TNF had come into my office this morning having paid a deposit to for us to grow 35,000 cabbage seedlings for a hectare so I felt obliged to part with information, and who knows, the good word might get around and we certainly need the business right now.

“Tell me about the irrigation” he said as the “Brief Guide to Growing Cabbages” was printing from my computer.
“Right”, I thought, “this one is really clueless”, but I launched into a concise description of an over-head irrigation system. My knowledge of irrigation systems is a bit sketchy but next to his I was a veritable genius. I covered the principle of 100% overlapping patterns and touched on water replacement, emphasizing that cabbages must NEVER be stressed. I looked at TNF’s totally blank face and thought I should steer clear of Class A pans, evapotranspiration and crop factors – none of it rocket science but nevertheless necessary to grow a good crop of just about anything.

I emphasized that the 5 page guide I was giving him was just a very brief introduction and that there were BOOKS out there on the subject. TNF didn’t seem to be deterred and I didn’t want to put him off! My parting advice to him was to split the order into 2 parts 2 weeks apart so that he could get the system going a bit easier but the foreman told me later he wanted to press ahead with the full order as a one-off.

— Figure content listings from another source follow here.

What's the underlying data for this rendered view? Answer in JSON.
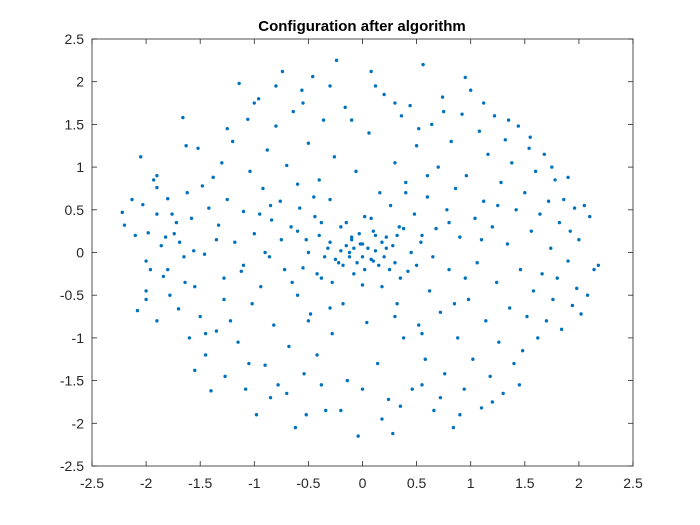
{
  "chart_data": {
    "type": "scatter",
    "title": "Configuration after algorithm",
    "xlabel": "",
    "ylabel": "",
    "xlim": [
      -2.5,
      2.5
    ],
    "ylim": [
      -2.5,
      2.5
    ],
    "xticks": [
      -2.5,
      -2,
      -1.5,
      -1,
      -0.5,
      0,
      0.5,
      1,
      1.5,
      2,
      2.5
    ],
    "yticks": [
      -2.5,
      -2,
      -1.5,
      -1,
      -0.5,
      0,
      0.5,
      1,
      1.5,
      2,
      2.5
    ],
    "xtick_labels": [
      "-2.5",
      "-2",
      "-1.5",
      "-1",
      "-0.5",
      "0",
      "0.5",
      "1",
      "1.5",
      "2",
      "2.5"
    ],
    "ytick_labels": [
      "-2.5",
      "-2",
      "-1.5",
      "-1",
      "-0.5",
      "0",
      "0.5",
      "1",
      "1.5",
      "2",
      "2.5"
    ],
    "grid": false,
    "box": true,
    "marker_color": "#0072BD",
    "series": [
      {
        "points": [
          [
            -2.22,
            0.47
          ],
          [
            -2.2,
            0.32
          ],
          [
            -2.13,
            0.62
          ],
          [
            -2.08,
            -0.68
          ],
          [
            -2.05,
            1.12
          ],
          [
            -2.03,
            0.56
          ],
          [
            -2.0,
            -0.55
          ],
          [
            -2.0,
            -0.45
          ],
          [
            -1.98,
            0.23
          ],
          [
            -1.96,
            -0.2
          ],
          [
            -1.93,
            0.85
          ],
          [
            -1.9,
            0.76
          ],
          [
            -1.9,
            0.9
          ],
          [
            -1.9,
            -0.8
          ],
          [
            -1.86,
            0.08
          ],
          [
            -1.84,
            -0.28
          ],
          [
            -1.82,
            0.18
          ],
          [
            -1.8,
            0.63
          ],
          [
            -1.78,
            -0.5
          ],
          [
            -1.76,
            0.45
          ],
          [
            -1.74,
            0.22
          ],
          [
            -1.7,
            -0.66
          ],
          [
            -1.69,
            0.12
          ],
          [
            -1.66,
            1.58
          ],
          [
            -1.64,
            -0.35
          ],
          [
            -1.63,
            1.25
          ],
          [
            -1.62,
            0.7
          ],
          [
            -1.6,
            -1.0
          ],
          [
            -1.58,
            0.4
          ],
          [
            -1.56,
            0.02
          ],
          [
            -1.55,
            -0.4
          ],
          [
            -1.52,
            1.22
          ],
          [
            -1.5,
            -0.75
          ],
          [
            -1.48,
            0.78
          ],
          [
            -1.46,
            -0.02
          ],
          [
            -1.45,
            -1.2
          ],
          [
            -1.42,
            0.52
          ],
          [
            -1.4,
            -1.62
          ],
          [
            -1.38,
            0.88
          ],
          [
            -1.35,
            -0.92
          ],
          [
            -1.33,
            0.32
          ],
          [
            -1.3,
            1.05
          ],
          [
            -1.28,
            -0.3
          ],
          [
            -1.27,
            -1.45
          ],
          [
            -1.25,
            0.62
          ],
          [
            -1.22,
            -0.8
          ],
          [
            -1.2,
            1.3
          ],
          [
            -1.18,
            0.12
          ],
          [
            -1.15,
            -1.05
          ],
          [
            -1.14,
            1.98
          ],
          [
            -1.12,
            -0.22
          ],
          [
            -1.1,
            0.48
          ],
          [
            -1.08,
            -1.6
          ],
          [
            -1.06,
            1.56
          ],
          [
            -1.04,
            0.95
          ],
          [
            -1.02,
            -0.6
          ],
          [
            -1.0,
            0.22
          ],
          [
            -0.98,
            -1.9
          ],
          [
            -0.96,
            1.8
          ],
          [
            -0.94,
            -0.4
          ],
          [
            -0.92,
            0.75
          ],
          [
            -0.9,
            -1.32
          ],
          [
            -0.88,
            1.2
          ],
          [
            -0.86,
            -0.05
          ],
          [
            -0.84,
            0.38
          ],
          [
            -0.82,
            -0.85
          ],
          [
            -0.8,
            1.48
          ],
          [
            -0.78,
            -1.55
          ],
          [
            -0.76,
            0.6
          ],
          [
            -0.74,
            2.12
          ],
          [
            -0.72,
            -0.2
          ],
          [
            -0.7,
            1.02
          ],
          [
            -0.68,
            -1.1
          ],
          [
            -0.66,
            0.3
          ],
          [
            -0.64,
            1.65
          ],
          [
            -0.62,
            -2.05
          ],
          [
            -0.6,
            -0.5
          ],
          [
            -0.58,
            0.52
          ],
          [
            -0.56,
            1.9
          ],
          [
            -0.54,
            -1.42
          ],
          [
            -0.52,
            0.15
          ],
          [
            -0.5,
            1.28
          ],
          [
            -0.48,
            -0.72
          ],
          [
            -0.46,
            2.06
          ],
          [
            -0.44,
            0.42
          ],
          [
            -0.42,
            -1.2
          ],
          [
            -0.4,
            0.85
          ],
          [
            -0.38,
            -0.3
          ],
          [
            -0.36,
            1.55
          ],
          [
            -0.34,
            -1.85
          ],
          [
            -0.32,
            0.05
          ],
          [
            -0.3,
            0.62
          ],
          [
            -0.28,
            -0.95
          ],
          [
            -0.26,
            1.12
          ],
          [
            -0.24,
            2.25
          ],
          [
            -0.22,
            -0.12
          ],
          [
            -0.2,
            0.3
          ],
          [
            -0.18,
            -0.6
          ],
          [
            -0.16,
            1.7
          ],
          [
            -0.14,
            -1.5
          ],
          [
            -0.12,
            0.0
          ],
          [
            -0.1,
            0.18
          ],
          [
            -0.08,
            -0.25
          ],
          [
            -0.06,
            0.95
          ],
          [
            -0.04,
            -2.15
          ],
          [
            -0.02,
            0.1
          ],
          [
            0.0,
            -0.05
          ],
          [
            0.02,
            0.42
          ],
          [
            0.04,
            -0.82
          ],
          [
            0.06,
            1.4
          ],
          [
            0.08,
            2.12
          ],
          [
            0.1,
            -0.1
          ],
          [
            0.12,
            0.2
          ],
          [
            0.14,
            -1.3
          ],
          [
            0.16,
            0.7
          ],
          [
            0.18,
            -0.4
          ],
          [
            0.2,
            1.85
          ],
          [
            0.22,
            0.05
          ],
          [
            0.24,
            -1.72
          ],
          [
            0.26,
            0.55
          ],
          [
            0.28,
            -2.12
          ],
          [
            0.3,
            1.05
          ],
          [
            0.32,
            -0.6
          ],
          [
            0.34,
            0.3
          ],
          [
            0.36,
            1.6
          ],
          [
            0.38,
            -1.0
          ],
          [
            0.4,
            0.82
          ],
          [
            0.42,
            -0.22
          ],
          [
            0.44,
            1.72
          ],
          [
            0.46,
            -1.6
          ],
          [
            0.48,
            0.45
          ],
          [
            0.5,
            1.25
          ],
          [
            0.52,
            -0.85
          ],
          [
            0.54,
            0.12
          ],
          [
            0.56,
            2.2
          ],
          [
            0.58,
            -1.25
          ],
          [
            0.6,
            0.65
          ],
          [
            0.62,
            -0.45
          ],
          [
            0.64,
            1.5
          ],
          [
            0.66,
            -1.85
          ],
          [
            0.68,
            0.28
          ],
          [
            0.7,
            1.0
          ],
          [
            0.72,
            -0.7
          ],
          [
            0.74,
            1.82
          ],
          [
            0.76,
            -1.42
          ],
          [
            0.78,
            0.5
          ],
          [
            0.8,
            -0.2
          ],
          [
            0.82,
            1.3
          ],
          [
            0.84,
            -2.05
          ],
          [
            0.86,
            0.75
          ],
          [
            0.88,
            -1.0
          ],
          [
            0.9,
            0.18
          ],
          [
            0.92,
            1.62
          ],
          [
            0.94,
            -1.6
          ],
          [
            0.96,
            0.9
          ],
          [
            0.98,
            -0.55
          ],
          [
            1.0,
            1.9
          ],
          [
            1.02,
            -1.25
          ],
          [
            1.04,
            0.4
          ],
          [
            1.06,
            -0.12
          ],
          [
            1.08,
            1.42
          ],
          [
            1.1,
            -1.82
          ],
          [
            1.12,
            0.6
          ],
          [
            1.14,
            -0.8
          ],
          [
            1.16,
            1.15
          ],
          [
            1.18,
            -1.45
          ],
          [
            1.2,
            0.3
          ],
          [
            1.22,
            1.6
          ],
          [
            1.24,
            -0.35
          ],
          [
            1.26,
            -1.05
          ],
          [
            1.28,
            0.82
          ],
          [
            1.3,
            -1.65
          ],
          [
            1.32,
            1.32
          ],
          [
            1.34,
            0.1
          ],
          [
            1.36,
            -0.65
          ],
          [
            1.38,
            1.05
          ],
          [
            1.4,
            -1.3
          ],
          [
            1.42,
            0.5
          ],
          [
            1.44,
            1.48
          ],
          [
            1.46,
            -0.2
          ],
          [
            1.48,
            -1.15
          ],
          [
            1.5,
            0.7
          ],
          [
            1.52,
            -0.75
          ],
          [
            1.54,
            1.22
          ],
          [
            1.56,
            0.25
          ],
          [
            1.58,
            -0.45
          ],
          [
            1.6,
            0.95
          ],
          [
            1.62,
            -1.0
          ],
          [
            1.64,
            0.45
          ],
          [
            1.66,
            -0.25
          ],
          [
            1.68,
            1.15
          ],
          [
            1.7,
            -0.8
          ],
          [
            1.72,
            0.6
          ],
          [
            1.74,
            0.05
          ],
          [
            1.76,
            -0.55
          ],
          [
            1.78,
            0.85
          ],
          [
            1.8,
            -0.3
          ],
          [
            1.82,
            0.35
          ],
          [
            1.84,
            -0.9
          ],
          [
            1.86,
            0.62
          ],
          [
            1.9,
            -0.1
          ],
          [
            1.92,
            0.25
          ],
          [
            1.94,
            -0.62
          ],
          [
            1.96,
            0.52
          ],
          [
            1.98,
            -0.42
          ],
          [
            2.0,
            0.15
          ],
          [
            2.02,
            -0.72
          ],
          [
            2.05,
            0.55
          ],
          [
            2.08,
            -0.5
          ],
          [
            2.1,
            0.42
          ],
          [
            2.14,
            -0.2
          ],
          [
            2.18,
            -0.15
          ],
          [
            -0.35,
            -0.05
          ],
          [
            -0.3,
            0.12
          ],
          [
            -0.25,
            -0.08
          ],
          [
            -0.2,
            0.02
          ],
          [
            -0.18,
            -0.15
          ],
          [
            -0.15,
            0.08
          ],
          [
            -0.12,
            -0.05
          ],
          [
            -0.1,
            0.15
          ],
          [
            -0.08,
            0.05
          ],
          [
            -0.05,
            -0.12
          ],
          [
            -0.03,
            0.22
          ],
          [
            0.0,
            0.1
          ],
          [
            0.02,
            -0.2
          ],
          [
            0.05,
            0.05
          ],
          [
            0.08,
            -0.08
          ],
          [
            0.1,
            0.25
          ],
          [
            0.12,
            0.02
          ],
          [
            0.15,
            -0.15
          ],
          [
            0.18,
            0.12
          ],
          [
            0.2,
            -0.05
          ],
          [
            0.22,
            0.18
          ],
          [
            0.25,
            -0.2
          ],
          [
            0.28,
            0.08
          ],
          [
            0.3,
            -0.12
          ],
          [
            0.32,
            0.2
          ],
          [
            -0.4,
            0.2
          ],
          [
            -0.42,
            -0.25
          ],
          [
            -0.38,
            0.35
          ],
          [
            0.35,
            -0.3
          ],
          [
            0.38,
            0.28
          ],
          [
            -0.5,
            0.0
          ],
          [
            -0.55,
            -0.18
          ],
          [
            -0.6,
            0.25
          ],
          [
            0.45,
            0.0
          ],
          [
            0.5,
            -0.15
          ],
          [
            0.55,
            0.2
          ],
          [
            -0.28,
            -0.35
          ],
          [
            0.0,
            -0.38
          ],
          [
            0.08,
            0.4
          ],
          [
            -0.15,
            0.35
          ],
          [
            -1.65,
            -0.05
          ],
          [
            -1.72,
            0.35
          ],
          [
            -1.28,
            -0.55
          ],
          [
            -1.35,
            0.15
          ],
          [
            -1.05,
            -1.3
          ],
          [
            -0.85,
            -1.7
          ],
          [
            -0.7,
            -1.65
          ],
          [
            -0.52,
            -1.9
          ],
          [
            -0.38,
            -1.55
          ],
          [
            -0.2,
            -1.85
          ],
          [
            0.0,
            -1.6
          ],
          [
            0.18,
            -1.95
          ],
          [
            0.35,
            -1.8
          ],
          [
            0.55,
            -1.55
          ],
          [
            0.72,
            -1.7
          ],
          [
            0.9,
            -1.9
          ],
          [
            1.2,
            -1.75
          ],
          [
            1.45,
            -1.55
          ],
          [
            -1.55,
            -1.38
          ],
          [
            -1.45,
            -0.95
          ],
          [
            -1.25,
            1.45
          ],
          [
            -1.0,
            1.75
          ],
          [
            -0.8,
            1.95
          ],
          [
            -0.55,
            1.75
          ],
          [
            -0.3,
            1.95
          ],
          [
            -0.1,
            1.55
          ],
          [
            0.12,
            1.95
          ],
          [
            0.3,
            1.75
          ],
          [
            0.52,
            1.45
          ],
          [
            0.75,
            1.65
          ],
          [
            0.95,
            2.05
          ],
          [
            1.12,
            1.75
          ],
          [
            1.35,
            1.55
          ],
          [
            1.55,
            1.35
          ],
          [
            1.75,
            1.0
          ],
          [
            1.9,
            0.88
          ],
          [
            -1.9,
            0.45
          ],
          [
            -2.1,
            0.2
          ],
          [
            -1.8,
            -0.2
          ],
          [
            -2.0,
            -0.1
          ],
          [
            -0.9,
            0.0
          ],
          [
            -0.75,
            0.15
          ],
          [
            -0.65,
            -0.35
          ],
          [
            -0.95,
            0.45
          ],
          [
            -1.1,
            -0.15
          ],
          [
            0.65,
            -0.05
          ],
          [
            0.8,
            0.35
          ],
          [
            0.95,
            -0.3
          ],
          [
            1.1,
            0.15
          ],
          [
            1.25,
            0.55
          ],
          [
            -0.6,
            0.8
          ],
          [
            -0.45,
            0.65
          ],
          [
            0.4,
            0.7
          ],
          [
            0.6,
            0.9
          ],
          [
            -0.5,
            -0.8
          ],
          [
            -0.3,
            -0.65
          ],
          [
            0.3,
            -0.75
          ],
          [
            0.55,
            -0.95
          ],
          [
            -0.85,
            0.55
          ],
          [
            0.85,
            -0.6
          ]
        ]
      }
    ]
  }
}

New Farmers are easily spotted in Zimbabwe. They often have town jobs so go out to the farm on the weekend in their de rigeur felt hats and twin cab pickup trucks. The farms are inevitably “acquired” from white commercial farmers and as such they don’t have to be viable straight away – they certainly aren’t paying off the banks for the land. They also seem to think that farming is easy, after all, the white commercial farmers made lots of money didn’t they? That of course is some way from the truth; a very small percentage of the whites did make good money but many did not and plenty went broke too. Nor is farming easy in Zimbabwe. Soils are not good (heavily weathered) by world standards and the climate is fickle so horticulture especially is a non-starter without a good irrigation system. The electricity supply is even more unreliable than the weather so diesel pumps are a necessity which makes the irrigation expensive. Horticulture is demanding anywhere in the world and definitely not a branch of agriculture one would want to “have a go” at. Especially in Zimbabwe!

I recommended to TNF that he go next door to the research farm and have a look at their irrigation system but he did not seem over enthusiastic. Maybe he was not the enthusiastic sort or maybe he thought he could work it out for himself. I doubt he will be back for a second crop.



2 responses

29 07 2011
Big Blister

Makes my job look so easy!

30 07 2011

I always try to give good advice in the hope of gaining a long term customer who just might turn into a good farmer. I do sometimes have to quiet my conscience when I know they have got a farm by less than honest means! In this case good advice might have been “Don’t waste your money and my time” but like I said, I do need the money right now!